Day 2 :
Keynote Forum
David Stanley
University of New England, Australia
Keynote: Exploring clinical leadership myths and legends: Florence nightingale and mary seacole
Time : 09:30-10:30
Biography:
David has contributed significantly to nursing and midwifery education since he began teaching Enrolled Nurses in South Australia, in 1987. Since then, David has developed into a consummate professional educator who is student focused and driven to maintaining high quality, supportive, clinically relevant and up-to-date learning experiences in a range of presentation/learning formats.
Abstract:
Aim: To identify the attributes and characteristics of clinical leaders by exploring the contrasting the myths and legends that surround the lives and practice of Mary Seacole and Florence Nightingale.
Background: Literature will be presented and used to highlight the attributes and characteristics of these two famous nurses. Ten clinical leader attributes will be outlined with examples of how Mary Seacole and Florence Nightingale can be viewed (or not) as clinical leaders.
Discussion Design: The clinical leader attributes identified by Stanley (2016) are explored alongside an outline of the attributes and characteristics of the two great nursing leaders. Assessed are their approaches to being; approachable and open, effective communicators, visible in practice, role models for clinical practice, empowered decision makers, their clinical competence and the application of their values and beliefs.
Results: Historical record and contemporary literature will be used to facilitate the discussion. The examples used and historical information provided will shed light on the lady with the “lamp” and her contemporary, Mary as we explore how clinical leaders and clinical leadership is understood and applied in a more modern context (Stanley, 2010).
Keynote Forum
Vinit Wankhede
Government Medical College and Hospital, India
Keynote: Evaluation of a Low Cost Model For the Delivery of Therapeutic Moderate Hypothermia in Neonates With Moderate to Severe Encephalopathy Secondary to Perinatal Asphyxia
Biography:
Dr. Vinit Wankhede is a Consultant Pediatric Neurologist and Epileptology’s, currently practicing in Nagpur City in the state of Maharashtra, India. He has done his MBBS from Government Medical College and Hospital, Nagpur. He completed his DCH from BJ Medical College, Pune and DNB from Choithram Hospital & Research Centre, Indore. He underwent fellowship training in Pediatric Neurology & epilepsy at Bharati Hospital & Research Centre, Pune. He received honors and gold medals in his master's educations from Maharashtra University of Health Sciences and also from Neurology chapter of Indian Academy of Pediatrics for 1st rank in India. Currently, he is editor of the Indian Journal of pediatric neurology and has organized various Pediatric Neurology seminars, workshops, and conferences.
Abstract:
Introduction: Pilot studies and results of a meta-analysis of randomized controlled trials in neonates with ischemic encephalopathy have reported that therapeutic hypothermia decreases the mortality and improves the neurological outcome of neonates with perinatal asphyxia. However as servo controlled equipment to deliver therapeutic hypothermia is extremely expensive, we assessed the low-cost delivery method using cool packs. We also studied the problems and complications associated with this technique of maintaining sustained hypothermia.
Materials and methods: This was a prospective observational study conducted at NICU after ethical committee clearance. Inclusion criteria were 1.Gestational age > 36wks, 2.Birth weight > 2 kg, 3.Age < 6 hours, 4. Documented moderate to severe birth asphyxia defined in the study protocol. After obtaining informed consent from the parents, the neonates underwent cooling by using ice packs. The core temperature of the baby was recorded by inserting an oesophageal probe. All supportive management was started as per our NICU protocol. The core temperature of the neonates was monitored serially till the total period of 84 hours. Serial laboratories were obtained at the time specified by the protocol. After 72 hrs, the neonates were rewarmed slowly to a normal core temperature by 0.5°C every hour. Thereafter detailed daily examination was noted till discharge.
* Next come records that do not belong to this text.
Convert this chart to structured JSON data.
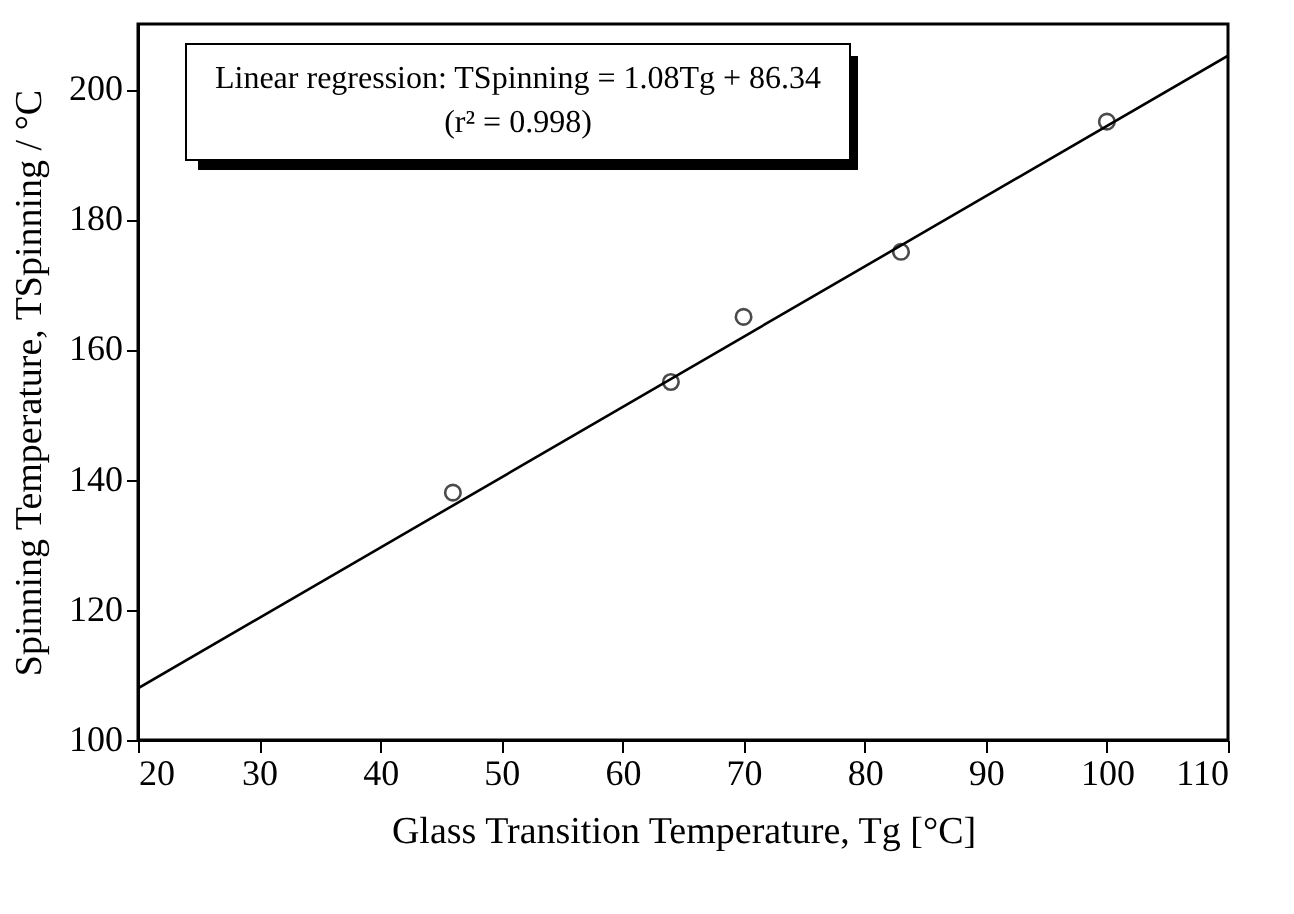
{
  "chart_data": {
    "type": "scatter",
    "xlabel": "Glass Transition Temperature, Tg [°C]",
    "ylabel": "Spinning Temperature, TSpinning / °C",
    "annotations": [
      "Linear regression: TSpinning = 1.08Tg + 86.34",
      "(r² = 0.998)"
    ],
    "xlim": [
      20,
      110
    ],
    "xticks": [
      20,
      30,
      40,
      50,
      60,
      70,
      80,
      90,
      100,
      110
    ],
    "ylim": [
      100,
      210
    ],
    "yticks": [
      100,
      120,
      140,
      160,
      180,
      200
    ],
    "series": [
      {
        "color": "#000000",
        "marker": "circle",
        "x": [
          46,
          64,
          70,
          83,
          100
        ],
        "values": [
          138,
          155,
          165,
          175,
          195
        ]
      },
      {
        "type": "line",
        "color": "#000000",
        "line_style": "solid",
        "marker": "none",
        "x": [
          20,
          110
        ],
        "values": [
          107.94,
          205.14
        ]
      }
    ]
  }
}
Results: Of 32 neonates admitted with perinatal asphyxia in1 year study period, only 6 were eligible for therapeutic hypothermia. The mean time taken to achieve target oesophageal temperature in 6 patients who underwent therapeutic hypothermia was 90 minutes. Mean oesophageal temperature was 33.75ËšC and could be maintained for 72 hours with the use of cool packs. Rewarming phase took mean of 6 hours 45 min± 55min. Adverse events observed during cooling were sepsis, coagulopathy, hyponatremia, hypotension and abnormal renal function.
Conclusion: We have demonstrated that it is feasible to deliver therapeutic hypothermia using a low-cost model of room temperature modulation and ice packs in resource-limited settings. However, the adverse events may limit its use in resource-limited settings.